Effects of heavy fuel oil on the bacterial community structure of a pristine microbial mat

Abstract

The effects of petroleum contamination on the bacterial community of a pristine microbial mat from Salins-de-Giraud (Camargue, France) have been investigated. Mats were maintained as microcosms and contaminated with no. 2 fuel oil from the wreck of the Erika. The evolution of the complex bacterial community was monitored by combining analyses based on 16S rRNA genes and their transcripts. 16S rRNA gene-based terminal restriction fragment length polymorphism (T-RFLP) analyses clearly showed the effects of the heavy fuel oil after 60 days of incubation. At the end of the experiment, the initial community structure was recovered, illustrating the resilience of this microbial ecosystem. In addition, the responses of the metabolically active bacterial community were evaluated by T-RFLP and clone library analyses based on 16S rRNA. Immediately after the heavy fuel oil was added to the microcosms, the structure of the active bacterial community was modified, indicating a rapid microbial mat response. Members of the Gammaproteobacteria were initially dominant in the contaminated microcosms. Pseudomonas and Acinetobacter were the main genera representative of this class. After 90 days of incubation, the Gammaproteobacteria were superseded by "Bacilli" and Alphaproteobacteria. This study shows the major changes that occur in the microbial mat community at different time periods following contamination. At the conclusion of the experiment, the RNA approach also demonstrated the resilience of the microbial mat community in resisting environmental stress resulting from oil pollution.

FIG. 1.

CA based on T-RFLP data (16S rRNA genes) obtained from control (white triangles) and polluted (black circles) microcosms. The data analyzed correspond to averages for duplicate samples of HaeIII-digested 16S rRNA genes yielding 5′-end T-RFLP patterns. Each number corresponds to the day of sampling relative to the start of the experiment. Encircled symbols correspond to bacterial communities from control samples and from contaminated samples incubated up to 30 days or more than 364 days (the control cluster). Percentage values represent Bray-Curtis similarity among these samples.

FIG. 2.

CA based on T-RFLP data (reverse-transcribed 16S rRNA) obtained from control (white triangles) and polluted (black circles) microcosms. The data analyzed correspond to averages for duplicate samples of HaeIII-digested reverse-transcribed 16S rRNA yielding 5′-end T-RFLP patterns.
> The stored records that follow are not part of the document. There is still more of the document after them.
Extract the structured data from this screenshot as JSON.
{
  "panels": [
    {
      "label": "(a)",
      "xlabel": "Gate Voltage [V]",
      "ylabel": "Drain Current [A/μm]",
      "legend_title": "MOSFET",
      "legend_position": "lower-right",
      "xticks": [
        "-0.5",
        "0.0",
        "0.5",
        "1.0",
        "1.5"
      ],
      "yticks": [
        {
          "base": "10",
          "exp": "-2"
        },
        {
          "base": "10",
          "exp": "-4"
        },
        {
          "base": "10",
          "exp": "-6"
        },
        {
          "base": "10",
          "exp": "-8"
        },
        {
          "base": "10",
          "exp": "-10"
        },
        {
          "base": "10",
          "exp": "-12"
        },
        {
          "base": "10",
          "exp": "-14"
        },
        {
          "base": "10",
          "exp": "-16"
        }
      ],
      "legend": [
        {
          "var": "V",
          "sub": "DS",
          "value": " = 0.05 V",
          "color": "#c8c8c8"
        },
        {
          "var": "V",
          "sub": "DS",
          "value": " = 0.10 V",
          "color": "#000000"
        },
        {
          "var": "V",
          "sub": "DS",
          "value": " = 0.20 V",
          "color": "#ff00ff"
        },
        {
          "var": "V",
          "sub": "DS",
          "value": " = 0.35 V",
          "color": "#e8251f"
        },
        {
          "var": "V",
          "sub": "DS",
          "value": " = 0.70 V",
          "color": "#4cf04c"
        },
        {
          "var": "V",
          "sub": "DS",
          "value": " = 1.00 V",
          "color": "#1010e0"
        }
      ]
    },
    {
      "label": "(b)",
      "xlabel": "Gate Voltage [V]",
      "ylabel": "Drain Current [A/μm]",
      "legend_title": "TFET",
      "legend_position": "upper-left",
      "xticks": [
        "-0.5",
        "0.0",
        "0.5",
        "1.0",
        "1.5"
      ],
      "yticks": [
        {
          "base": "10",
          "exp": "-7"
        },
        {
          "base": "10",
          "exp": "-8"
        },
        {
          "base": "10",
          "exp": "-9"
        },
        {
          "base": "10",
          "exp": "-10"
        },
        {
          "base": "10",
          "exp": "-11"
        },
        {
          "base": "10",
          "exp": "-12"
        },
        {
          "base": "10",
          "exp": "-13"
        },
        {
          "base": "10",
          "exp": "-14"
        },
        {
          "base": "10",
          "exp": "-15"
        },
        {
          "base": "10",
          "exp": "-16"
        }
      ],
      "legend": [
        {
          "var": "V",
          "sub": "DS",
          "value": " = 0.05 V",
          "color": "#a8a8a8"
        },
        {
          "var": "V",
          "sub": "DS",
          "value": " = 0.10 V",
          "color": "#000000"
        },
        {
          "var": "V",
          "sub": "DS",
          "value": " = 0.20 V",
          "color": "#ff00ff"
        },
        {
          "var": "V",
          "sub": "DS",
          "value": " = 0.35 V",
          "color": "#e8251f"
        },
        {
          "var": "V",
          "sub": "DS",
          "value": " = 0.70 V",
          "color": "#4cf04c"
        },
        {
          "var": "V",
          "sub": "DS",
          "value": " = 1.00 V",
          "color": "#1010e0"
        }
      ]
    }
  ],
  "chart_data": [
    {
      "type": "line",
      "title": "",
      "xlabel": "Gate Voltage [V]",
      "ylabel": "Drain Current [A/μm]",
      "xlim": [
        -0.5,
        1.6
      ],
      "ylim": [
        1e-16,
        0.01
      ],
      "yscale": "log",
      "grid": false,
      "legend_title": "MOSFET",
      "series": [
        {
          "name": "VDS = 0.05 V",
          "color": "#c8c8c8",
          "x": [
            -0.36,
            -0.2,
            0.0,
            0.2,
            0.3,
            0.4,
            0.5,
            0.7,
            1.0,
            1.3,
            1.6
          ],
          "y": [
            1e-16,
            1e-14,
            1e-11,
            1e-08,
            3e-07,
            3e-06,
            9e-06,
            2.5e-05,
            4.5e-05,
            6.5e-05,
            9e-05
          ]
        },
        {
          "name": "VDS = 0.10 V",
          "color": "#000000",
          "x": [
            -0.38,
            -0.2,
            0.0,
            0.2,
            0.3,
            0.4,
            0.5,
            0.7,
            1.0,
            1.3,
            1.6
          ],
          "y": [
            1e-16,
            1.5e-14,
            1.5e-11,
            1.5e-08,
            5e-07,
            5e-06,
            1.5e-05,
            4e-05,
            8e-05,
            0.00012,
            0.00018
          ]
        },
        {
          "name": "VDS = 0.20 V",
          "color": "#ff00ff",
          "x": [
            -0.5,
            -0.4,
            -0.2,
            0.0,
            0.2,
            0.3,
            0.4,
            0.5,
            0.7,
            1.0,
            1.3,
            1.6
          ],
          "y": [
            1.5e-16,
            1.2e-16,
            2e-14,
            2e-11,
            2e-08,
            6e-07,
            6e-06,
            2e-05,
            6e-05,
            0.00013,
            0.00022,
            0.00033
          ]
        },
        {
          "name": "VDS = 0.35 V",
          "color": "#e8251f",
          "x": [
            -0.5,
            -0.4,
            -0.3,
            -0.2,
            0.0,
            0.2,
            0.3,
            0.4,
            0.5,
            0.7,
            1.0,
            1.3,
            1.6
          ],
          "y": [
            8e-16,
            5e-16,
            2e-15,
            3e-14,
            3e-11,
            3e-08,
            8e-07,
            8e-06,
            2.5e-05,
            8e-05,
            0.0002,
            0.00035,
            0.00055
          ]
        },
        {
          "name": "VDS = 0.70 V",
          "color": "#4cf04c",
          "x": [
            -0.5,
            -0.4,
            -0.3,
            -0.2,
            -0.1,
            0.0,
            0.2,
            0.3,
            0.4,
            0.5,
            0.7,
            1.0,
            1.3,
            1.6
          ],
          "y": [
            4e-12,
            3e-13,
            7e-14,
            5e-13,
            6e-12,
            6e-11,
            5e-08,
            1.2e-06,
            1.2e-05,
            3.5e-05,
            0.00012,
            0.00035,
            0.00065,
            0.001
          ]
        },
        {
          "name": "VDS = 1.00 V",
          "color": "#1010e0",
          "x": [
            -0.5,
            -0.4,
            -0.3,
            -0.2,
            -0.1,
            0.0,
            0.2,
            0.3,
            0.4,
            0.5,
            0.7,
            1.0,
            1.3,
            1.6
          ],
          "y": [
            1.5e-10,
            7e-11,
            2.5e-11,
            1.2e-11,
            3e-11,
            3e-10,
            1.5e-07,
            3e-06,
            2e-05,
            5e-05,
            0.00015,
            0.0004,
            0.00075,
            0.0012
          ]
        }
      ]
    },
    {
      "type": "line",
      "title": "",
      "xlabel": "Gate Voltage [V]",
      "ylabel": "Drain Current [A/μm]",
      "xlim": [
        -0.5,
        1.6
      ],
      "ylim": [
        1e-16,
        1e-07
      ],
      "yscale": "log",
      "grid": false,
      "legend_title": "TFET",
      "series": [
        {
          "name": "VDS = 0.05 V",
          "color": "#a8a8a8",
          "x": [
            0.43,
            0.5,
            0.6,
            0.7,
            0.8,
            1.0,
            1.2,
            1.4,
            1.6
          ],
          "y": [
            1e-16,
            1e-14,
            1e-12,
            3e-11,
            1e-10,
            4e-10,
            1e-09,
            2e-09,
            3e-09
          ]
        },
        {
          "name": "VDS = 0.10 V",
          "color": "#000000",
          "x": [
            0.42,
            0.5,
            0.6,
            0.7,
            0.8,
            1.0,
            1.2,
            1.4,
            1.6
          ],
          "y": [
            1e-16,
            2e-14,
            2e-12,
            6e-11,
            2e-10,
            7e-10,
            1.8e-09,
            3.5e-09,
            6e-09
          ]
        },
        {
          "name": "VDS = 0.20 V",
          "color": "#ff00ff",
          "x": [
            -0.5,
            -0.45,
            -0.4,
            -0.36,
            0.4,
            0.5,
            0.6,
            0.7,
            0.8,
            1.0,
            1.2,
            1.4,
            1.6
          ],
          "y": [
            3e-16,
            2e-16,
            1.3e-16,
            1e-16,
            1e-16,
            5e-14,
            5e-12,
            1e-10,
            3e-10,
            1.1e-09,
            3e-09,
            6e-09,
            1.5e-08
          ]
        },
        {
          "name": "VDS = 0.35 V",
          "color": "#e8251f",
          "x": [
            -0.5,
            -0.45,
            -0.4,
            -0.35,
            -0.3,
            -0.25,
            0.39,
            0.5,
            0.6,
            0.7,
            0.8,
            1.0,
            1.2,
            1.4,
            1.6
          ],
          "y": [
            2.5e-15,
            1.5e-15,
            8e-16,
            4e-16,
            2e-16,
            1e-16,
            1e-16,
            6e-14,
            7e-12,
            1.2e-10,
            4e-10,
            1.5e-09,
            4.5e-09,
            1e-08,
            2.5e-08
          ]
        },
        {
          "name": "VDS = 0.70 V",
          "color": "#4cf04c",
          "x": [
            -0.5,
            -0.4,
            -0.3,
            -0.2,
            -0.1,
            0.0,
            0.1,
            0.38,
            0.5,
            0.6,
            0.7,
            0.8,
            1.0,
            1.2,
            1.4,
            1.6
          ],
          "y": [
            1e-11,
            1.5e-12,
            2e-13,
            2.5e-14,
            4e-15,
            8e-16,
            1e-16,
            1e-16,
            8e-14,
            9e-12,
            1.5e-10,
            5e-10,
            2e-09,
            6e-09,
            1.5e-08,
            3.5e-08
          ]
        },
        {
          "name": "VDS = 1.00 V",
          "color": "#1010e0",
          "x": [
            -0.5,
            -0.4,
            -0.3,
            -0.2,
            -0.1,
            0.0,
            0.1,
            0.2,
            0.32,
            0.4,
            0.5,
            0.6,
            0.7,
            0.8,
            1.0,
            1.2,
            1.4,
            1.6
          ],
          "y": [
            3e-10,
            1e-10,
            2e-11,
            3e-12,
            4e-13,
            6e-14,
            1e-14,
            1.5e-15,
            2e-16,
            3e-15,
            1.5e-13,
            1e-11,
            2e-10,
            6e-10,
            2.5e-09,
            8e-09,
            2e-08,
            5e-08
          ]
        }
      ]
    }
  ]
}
Each number corresponds to the day of sampling relative to the start of the experiment. Encircled symbols correspond to metabolically active bacterial communities from a control sample at the beginning of the experiment and from control and contaminated samples at the end of the experiment. Percentage values represent Bray-Curtis similarity among these samples.

FIG. 3.

Relative abundance (%) of phylogenetic groups in 16S rRNA clone libraries from control and contaminated microcosms at the beginning of the experiment (0C and 0P, respectively) and from a contaminated microcosm after 90 days of incubation (90P).

FIG. 4.

Phylotype distribution (%) of reverse-transcribed 16S rRNA sequences found in the clone libraries from the different microcosm samples: control (dotted bars) and polluted (striped bars) microcosms sampled just after heavy-fuel-oil contamination and a polluted microcosm sampled 90 days after contamination (solid bars).

FIG. 5.

Phylogenetic tree based on the analysis of reverse-transcribed 16S rRNA cloned sequences (673 bp aligned) from control and contaminated microcosms sampled at the beginning of the experiment (0C and 0P, respectively) and a contaminated microcosm sampled after 90 days of incubation (90P). Only clones (in bold type) and their closest relative sequences affiliated with Gammaproteobacteria are shown. The numbers in parentheses indicate the percentage of clones (difference, ≤1 bp) in the corresponding microcosm library. The tree was rooted with 16S rRNA gene sequences of the strain Desulfovibrio indonesiensis DSM15121^T. The scale bar corresponds to 0.02 substitutions per nucleotide position. Percentages of 100 bootstrap resamplings that supported the branching orders in each analysis are shown above or near the relevant nodes.